Erfolgserlebnisse waren wichtig: "Und wenn es nur darum ging, eine Gurke in gleichmäßige Scheiben zu schneiden." Rituale, wie das Händewaschen vor dem Kochen und das Umbinden von Schürzen, wurden zum Spiel. Und es wurde trainiert, wie man mit wenig Geld "clever einkauft". Die Kinder selbst richteten ihr Essen appetitlich an, um es dann an einer fein gedeckten Tafel mit Messer und Gabel zu verspeisen. "Jetzt weiß ich, wie sich ein VIP fühlt", sei der Kommentar eines Zwölfjährigen gewesen, erzählt Kamensky gerührt. Das Projekt, das von Ikea gesponsert wurde, strahlte auch auf Familien aus. Manche Mütter lernten von ihren Kindern. Dass viele gerne etwas lernen würden, hat auch die Soziologin Margit Gutta aus Wiesbaden beobachtet. In ihrer "Werkstatt für Kochkunst und Geschichte" am Rande eines Viertels mit hohem Migrantenanteil veranstaltet sie kulinarische Seminare und Kochkurse. Immer öfter kämen Interessentinnen, denen man anmerke, dass sie Hunger haben. Gutta hat schon viele aufgenommen, die die Kurse nicht bezahlen konnten. Auf Dauer übersteige das aber ihre finanziellen Kräfte, bedauert sie - und hofft, dass die Kommune einsteigt.

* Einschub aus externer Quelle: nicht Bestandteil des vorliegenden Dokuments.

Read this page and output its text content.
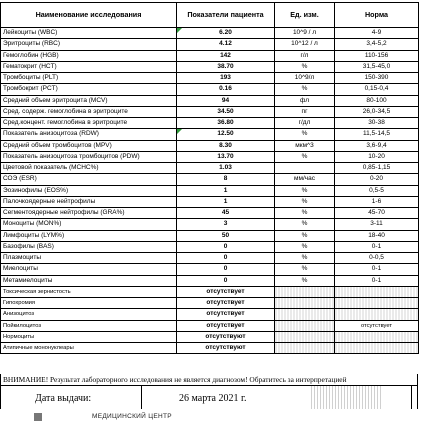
Наименование исследования	Показатели пациента	Ед. изм.	Норма
Лейкоциты (WBC)	6.20	10^9 / л	4-9
Эритроциты (RBC)	4.12	10^12 / л	3,4-5,2
Гемоглобин (HGB)	142	г/л	110-156
Гематокрит (HCT)	38.70	%	31,5-45,0
Тромбоциты (PLT)	193	10^9/л	150-390
Тромбокрит (PCT)	0.16	%	0,15-0,4
Средний объем эритроцита (MCV)	94	фл	80-100
Сред. содерж. гемоглобина в эритроците	34.50	пг	26,0-34,5
Сред.концент. гемоглобина в эритроците	36.80	г/дл	30-38
Показатель анизоцитоза (RDW)	12.50	%	11,5-14,5
Средний объем тромбоцитов (MPV)	8.30	мкм^3	3,6-9,4
Показатель анизоцитоза тромбоцитов (PDW)	13.70	%	10-20
Цветовой показатель (MCHC%)	1.03		0,85-1,15
СОЭ (ESR)	8	мм/час	0-20
Эозинофилы (EOS%)	1	%	0,5-5
Палочкоядерные нейтрофилы	1	%	1-6
Сегментоядерные нейтрофилы (GRA%)	45	%	45-70
Моноциты (MON%)	3	%	3-11
Лимфоциты (LYM%)	50	%	18-40
Базофилы (BAS)	0	%	0-1
Плазмоциты	0	%	0-0,5
Миелоциты	0	%	0-1
Метамиелоциты	0	%	0-1
Токсическая зернистость	отсутствует		
Гипохромия	отсутствует		
Анизоцитоз	отсутствует		
Пойкилоцитоз	отсутствует		отсутствует
Нормоциты	отсутствуют		
Атипичные мононуклеары	отсутствуют		
ВНИМАНИЕ! Результат лабораторного исследования не является диагнозом! Обратитесь за интерпретацией
Дата выдачи:	26 марта 2021 г.
МЕДИЦИНСКИЙ ЦЕНТР
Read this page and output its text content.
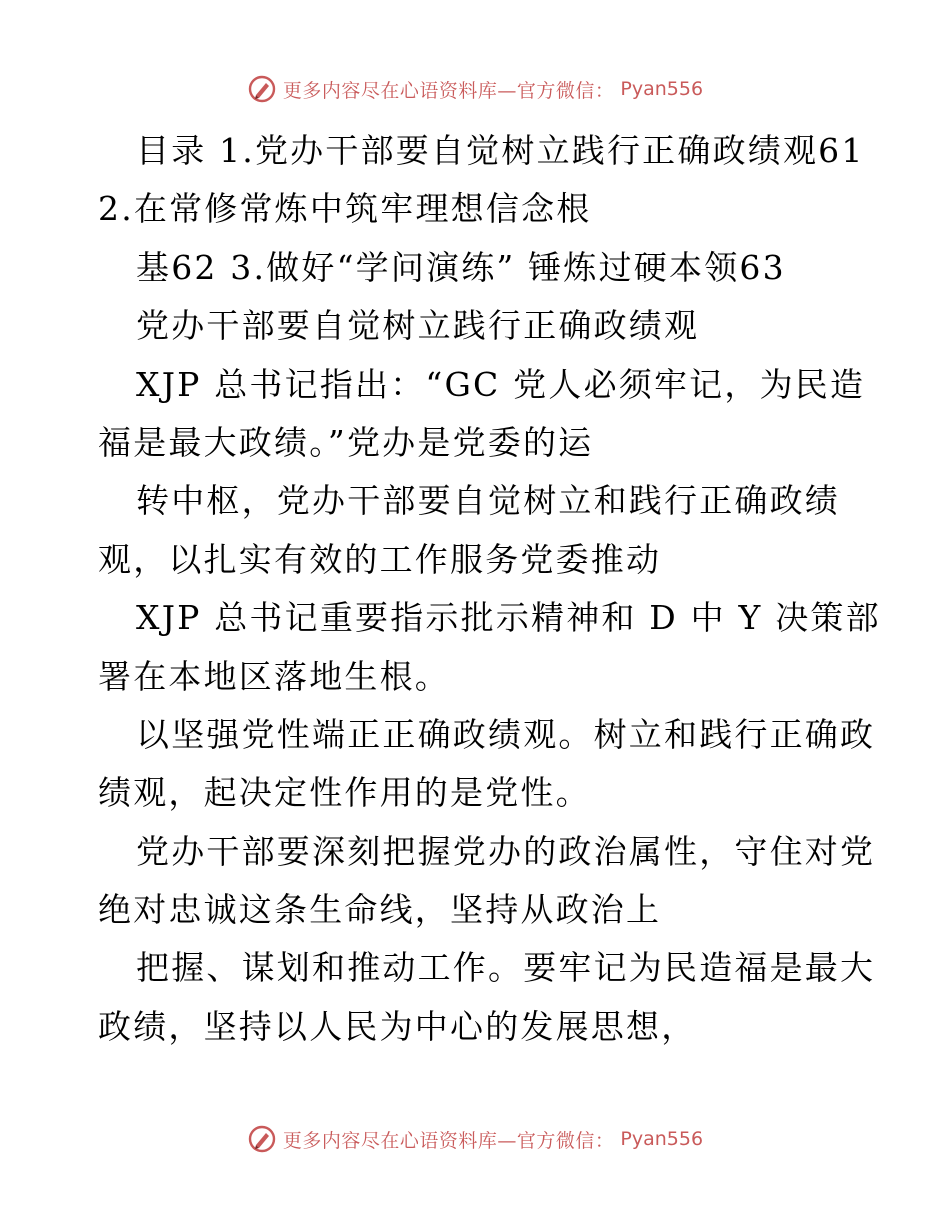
更多内容尽在心语资料库—官方微信： Pyan556
目录 1.党办干部要自觉树立践行正确政绩观61
2.在常修常炼中筑牢理想信念根
基62 3.做好“学问演练” 锤炼过硬本领63
党办干部要自觉树立践行正确政绩观
XJP 总书记指出：“GC 党人必须牢记，为民造
福是最大政绩。”党办是党委的运
转中枢，党办干部要自觉树立和践行正确政绩
观，以扎实有效的工作服务党委推动
XJP 总书记重要指示批示精神和 D 中 Y 决策部
署在本地区落地生根。
以坚强党性端正正确政绩观。树立和践行正确政
绩观，起决定性作用的是党性。
党办干部要深刻把握党办的政治属性，守住对党
绝对忠诚这条生命线，坚持从政治上
把握、谋划和推动工作。要牢记为民造福是最大
政绩，坚持以人民为中心的发展思想，
更多内容尽在心语资料库—官方微信： Pyan556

Dasselbe Problem haben viele Tafeln, die schon Kochkurse angeboten haben, damit ihre Kunden lernen, aus Grundnahrungsmitteln Essen zu kochen. Bundesweit versorgen die ehrenamtlichen Initiativen täglich bis zu eine Million Bedürftige mit gespendeten, überschüssigen Lebensmitteln. "Wenn es da drei Tage hintereinander Karotten und Blumenkohl gibt, wissen viele nicht, was sie damit anfangen sollen", berichtet Regine Rehaag vom Katalyse-Institut in Köln.
Nicht nur sie fordert vom Staat mehr Engagement. Auch der Deutsche Ethikrat schaltet sich jetzt ein.